Ben siyasetçi olsam filmden şu dersleri çıkarırdım.
- HAYATİ ÖNEMDE İstihbarat bir devletin iç ve dış güvenliği için hayati derecede önemli bir faaliyettir. Ancak...
- HASSAS KARIN İstihbarat, sadece iktidarın değil, demokrasilerin de en hassas karnıdır.
- EN TEHLİKELİ SİLAH İktidarın elindeki en büyük güç istihbarattır. Ama iktidara çevrilecek en tehlikeli silah da istihbarattır.

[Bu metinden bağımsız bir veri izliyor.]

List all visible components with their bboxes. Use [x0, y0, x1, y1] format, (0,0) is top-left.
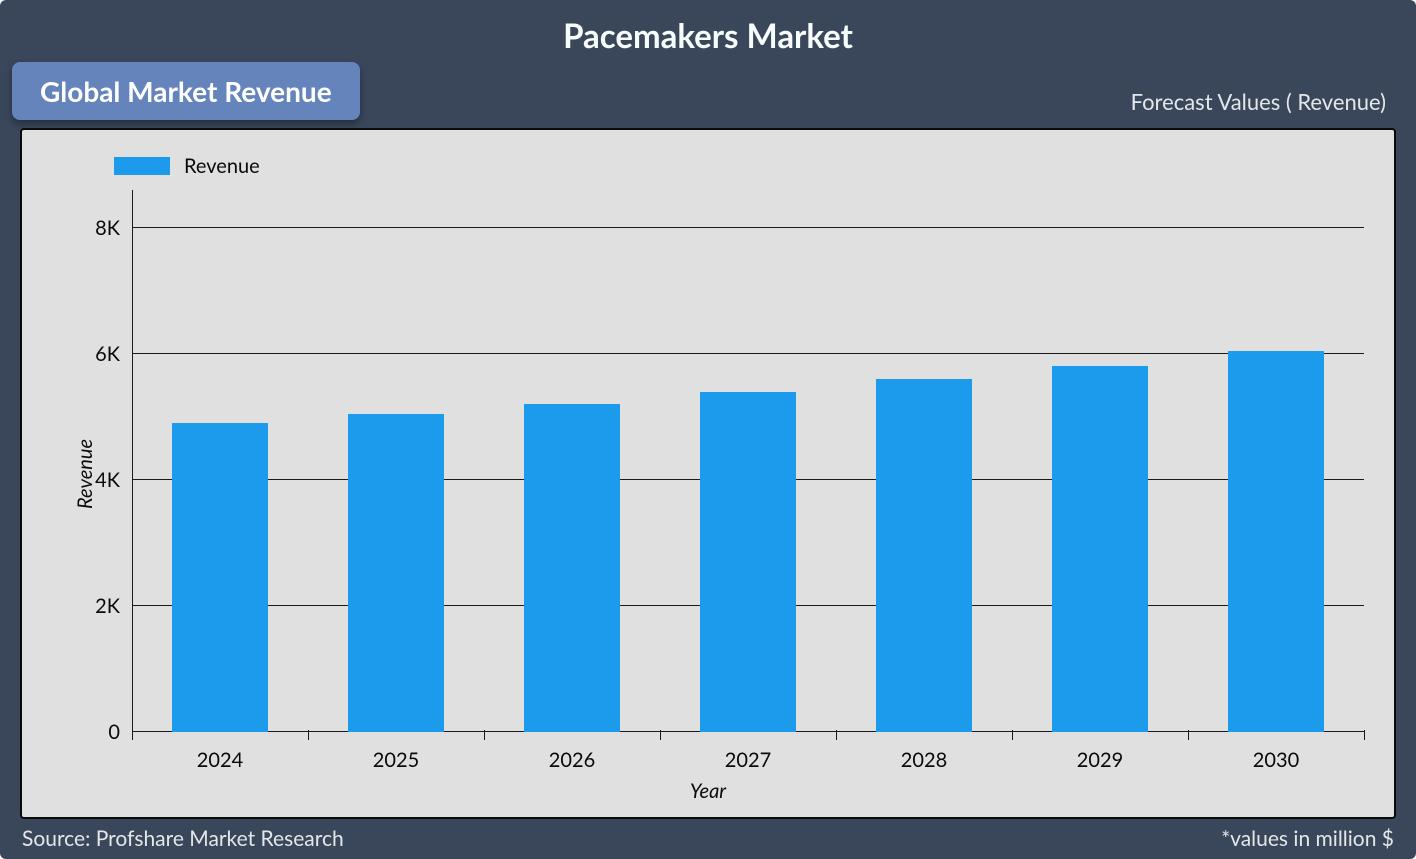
plot-area: 02K4K6K8K	[132, 190, 1364, 732]
legend-label: Revenue	[184, 154, 260, 178]
y-axis-line	[132, 190, 133, 732]
x-tick-label: 2028	[901, 748, 947, 772]
x-tick-label: 2029	[1077, 748, 1123, 772]
legend-swatch	[114, 157, 170, 175]
page-title: Pacemakers Market	[0, 0, 1416, 56]
chart-box: Revenue Revenue Year 02K4K6K8K 202420252…	[20, 128, 1396, 819]
x-tick-label: 2024	[197, 748, 243, 772]
bar	[524, 404, 621, 732]
bar	[348, 414, 445, 732]
x-tick-label: 2026	[549, 748, 595, 772]
footer-source: Source: Profshare Market Research	[22, 826, 344, 851]
y-tick-label: 8K	[95, 216, 120, 240]
bar	[172, 423, 269, 732]
x-tick-label: 2025	[373, 748, 419, 772]
y-tick-label: 4K	[95, 468, 120, 492]
footer-note: *values in million $	[1221, 826, 1394, 851]
revenue-badge: Global Market Revenue	[12, 62, 360, 120]
bar	[700, 392, 797, 732]
x-tick-label: 2027	[725, 748, 771, 772]
chart-legend: Revenue	[114, 154, 260, 178]
x-axis-label: Year	[690, 779, 726, 803]
x-tick-labels: 2024202520262027202820292030	[132, 738, 1364, 768]
bar	[1052, 366, 1149, 732]
chart-card: Pacemakers Market Global Market Revenue …	[0, 0, 1416, 859]
gridline	[132, 353, 1364, 354]
bar	[1228, 351, 1325, 732]
y-tick-label: 0	[108, 720, 120, 744]
x-tick-mark	[1364, 730, 1365, 740]
y-tick-label: 6K	[95, 342, 120, 366]
forecast-label: Forecast Values ( Revenue)	[1131, 88, 1386, 115]
bar	[876, 379, 973, 732]
gridline	[132, 227, 1364, 228]
y-axis-label: Revenue	[73, 438, 97, 508]
y-tick-label: 2K	[95, 594, 120, 618]
x-tick-label: 2030	[1253, 748, 1299, 772]
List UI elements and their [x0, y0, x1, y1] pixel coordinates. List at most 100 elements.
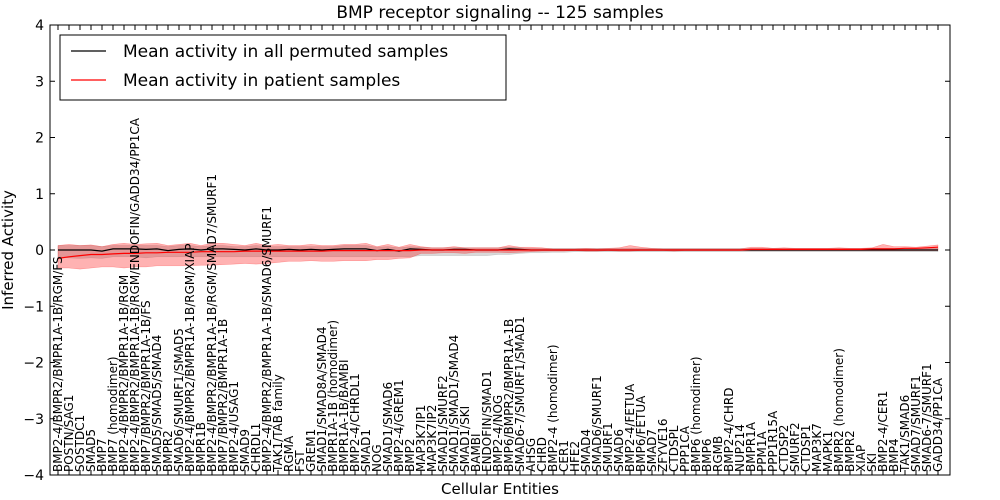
x-tick-label: MAPK1 — [821, 431, 835, 472]
x-tick-label: POSTN/SAG1 — [62, 395, 76, 472]
x-tick-label: BMP6/BMPR2/BMPR1A-1B — [502, 319, 516, 472]
x-tick-label: SMAD6 — [612, 429, 626, 472]
x-tick-label: AHSG — [524, 438, 538, 472]
x-tick-label: PPP1CA — [678, 425, 692, 472]
x-tick-label: BMP2-4 (homodimer) — [546, 344, 560, 472]
x-tick-label: SMAD1/SKI — [458, 406, 472, 472]
y-tick-label: 4 — [35, 18, 44, 34]
x-tick-label: BMPR1A — [744, 421, 758, 472]
x-tick-label: ENDOFIN/SMAD1 — [480, 370, 494, 472]
legend-label-patient: Mean activity in patient samples — [123, 71, 400, 91]
x-tick-label: TAK1/TAB family — [271, 374, 285, 473]
x-tick-label: SMAD6-7/SMURF1 — [920, 363, 934, 472]
y-tick-label: −1 — [23, 299, 44, 315]
x-tick-label: BMP2-4/USAG1 — [227, 381, 241, 472]
x-tick-label: BMPR1A-1B (homodimer) — [326, 320, 340, 472]
x-tick-label: CTDSP2 — [777, 425, 791, 472]
x-tick-label: BMP2-4/BMPR2/BMPR1A-1B/RGM/SMAD7/SMURF1 — [205, 174, 219, 472]
x-tick-label: PPM1A — [755, 431, 769, 472]
x-tick-label: BMP2-4/FETUA — [623, 383, 637, 472]
y-axis: −4 −3 −2 −1 0 1 2 3 4 — [23, 18, 950, 484]
x-tick-label: BMP7 (homodimer) — [106, 356, 120, 472]
x-tick-label: RGMA — [282, 435, 296, 472]
x-tick-label: CER1 — [557, 440, 571, 472]
x-tick-label: HFE2 — [568, 441, 582, 472]
x-tick-label: SMAD5/SMAD5/SMAD4 — [150, 335, 164, 472]
x-axis: BMP2-4/BMPR2/BMPR1A-1B/RGM/FSPOSTN/SAG1S… — [51, 25, 945, 475]
x-tick-label: GREM1 — [304, 429, 318, 472]
x-tick-label: SMURF1 — [601, 422, 615, 472]
x-tick-label: SMAD1/SMAD1/SMAD4 — [447, 335, 461, 472]
series-lines — [57, 246, 939, 259]
legend-box — [59, 34, 507, 101]
x-tick-label: SMAD6/SMURF1 — [590, 375, 604, 472]
x-tick-label: NOG — [370, 444, 384, 472]
x-tick-label: BMP7/BMPR2/BMPR1A-1B/FS — [139, 300, 153, 472]
x-tick-label: TAK1/SMAD6 — [898, 395, 912, 473]
x-tick-label: BMP2-4/CHRD — [722, 388, 736, 472]
x-tick-label: SMURF2 — [788, 422, 802, 472]
x-tick-label: FST — [293, 450, 307, 472]
x-tick-label: BMP2-4/BMPR2/BMPR1A-1B/RGM — [117, 275, 131, 472]
x-tick-label: BMPR2 — [161, 430, 175, 472]
x-tick-label: BMP2-4/NOG — [491, 395, 505, 472]
x-tick-label: CTDSPL — [667, 425, 681, 472]
x-tick-label: SMAD1 — [359, 429, 373, 472]
y-tick-label: 3 — [35, 74, 44, 90]
x-tick-label: BMP7 — [95, 439, 109, 472]
x-tick-label: SKI — [865, 453, 879, 472]
band-permuted — [57, 245, 939, 259]
x-tick-label: SMAD7/SMURF1 — [909, 375, 923, 472]
x-tick-label: SMAD4 — [579, 429, 593, 472]
x-tick-label: SMAD5 — [84, 429, 98, 472]
x-tick-label: SMAD7 — [645, 429, 659, 472]
x-axis-label: Cellular Entities — [441, 480, 559, 498]
y-tick-label: 1 — [35, 187, 44, 203]
y-tick-label: −4 — [23, 468, 44, 484]
x-tick-label: NUP214 — [733, 424, 747, 472]
x-tick-label: BMPR1A-1B/BAMBI — [337, 359, 351, 472]
x-tick-label: BMP7/BMPR2/BMPR1A-1B — [216, 319, 230, 472]
y-axis-label: Inferred Activity — [0, 190, 17, 310]
y-tick-label: −2 — [23, 356, 44, 372]
x-tick-label: GADD34/PP1CA — [931, 377, 945, 472]
x-tick-label: ZFYVE16 — [656, 418, 670, 472]
x-tick-label: SMAD6-7/SMURF1/SMAD1 — [513, 316, 527, 472]
x-tick-label: SOSTDC1 — [73, 415, 87, 472]
x-tick-label: BMP2-4/BMPR2/BMPR1A-1B/RGM/ENDOFIN/GADD3… — [128, 117, 142, 472]
y-tick-label: −3 — [23, 412, 44, 428]
x-tick-label: SMAD9 — [238, 429, 252, 472]
x-tick-label: BMPR1B — [194, 422, 208, 472]
x-tick-label: SMAD1/SMURF2 — [436, 375, 450, 472]
y-tick-label: 2 — [35, 131, 44, 147]
x-tick-label: BMP2-4/BMPR2/BMPR1A-1B/RGM/XIAP — [183, 243, 197, 472]
x-tick-label: CTDSP1 — [799, 425, 813, 472]
x-tick-label: SMAD1/SMAD6 — [381, 382, 395, 472]
x-tick-label: CHRDL1 — [249, 423, 263, 472]
x-tick-label: BMP2-4/CHRDL1 — [348, 373, 362, 472]
legend: Mean activity in all permuted samples Me… — [59, 34, 507, 101]
x-tick-label: MAP3K7IP1 — [414, 405, 428, 472]
series-line-patient — [57, 246, 939, 259]
x-tick-label: BMP6 — [700, 439, 714, 472]
x-tick-label: BMP6/FETUA — [634, 395, 648, 472]
x-tick-label: BMP2 — [403, 439, 417, 472]
x-tick-label: BMP2-4/BMPR2/BMPR1A-1B/SMAD6/SMURF1 — [260, 206, 274, 472]
x-tick-label: SMAD6/SMURF1/SMAD5 — [172, 328, 186, 472]
x-tick-label: SMAD1/SMAD8A/SMAD4 — [315, 327, 329, 472]
x-tick-label: BMP6 (homodimer) — [689, 356, 703, 472]
plot-frame — [49, 24, 951, 476]
x-tick-label: PPP1R15A — [766, 410, 780, 472]
x-tick-label: CHRD — [535, 437, 549, 472]
x-tick-label: BMP2-4/CER1 — [876, 391, 890, 472]
legend-label-permuted: Mean activity in all permuted samples — [123, 42, 448, 62]
x-tick-label: BAMBI — [469, 433, 483, 472]
y-tick-label: 0 — [35, 243, 44, 259]
chart-title: BMP receptor signaling -- 125 samples — [336, 3, 663, 23]
x-tick-label: BMPR2 (homodimer) — [832, 348, 846, 472]
x-tick-label: BMP4 — [887, 439, 901, 472]
x-tick-label: XIAP — [854, 445, 868, 472]
x-tick-label: MAP3K7IP2 — [425, 405, 439, 472]
x-tick-label: BMP2-4/BMPR2/BMPR1A-1B/RGM/FS — [51, 256, 65, 472]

Küçük bir örnek: Hoover’ın elinde, Başkan Roosevelt’in eşinin en mahrem mektupları ve ses tapeleri bile bulunmaktadır.
- MİSYON DUYGUSU İstihbaratçının en kontrolsüz olduğu durum, kendine özel bir misyon yüklediği dönemlerdir. Hoover herkesi komünist görüyordu.
Herkesi vatan haini, terörist, çeteci, hırsız veya darbeci görmek de böyle bir psikolojidir.
- SEÇİLMİŞ-ATANMIŞ Seçilmişler, atanmışlar tarafından yürütülen istihbarat çalışmalarını kesinlikle ve titizlikle kontrol etmeli, bunların kanundışı yollarla elde edilmesine, amaçları dışında kullanılmasına mani olmalıdır.
- GÖREV SÜRESİ İstihbarat birimlerinin başındaki insanlar, başarılı olsalar bile, bu görevlerde çok uzun süre kalmamalıdır.
- ÖZEL ARŞİVLER Görev yapan kişilerin topladığı istihbarat malzemesini, özel arşivi haline getirmesi kesinlikle önlenmelidir.
- ÖZEL HAYAT İstihbaratçıların elindeki en tehlikeli silah, siyasetçilerin özel hayatları ile ilgili bilgiler.
- KİMİN DOSTUDUR Hiçbir istihbaratçı, hiçbir siyasetçinin sonsuza kadar dostu değildir. Bugün sana servis yapan, yarın başkasına da servis yapar.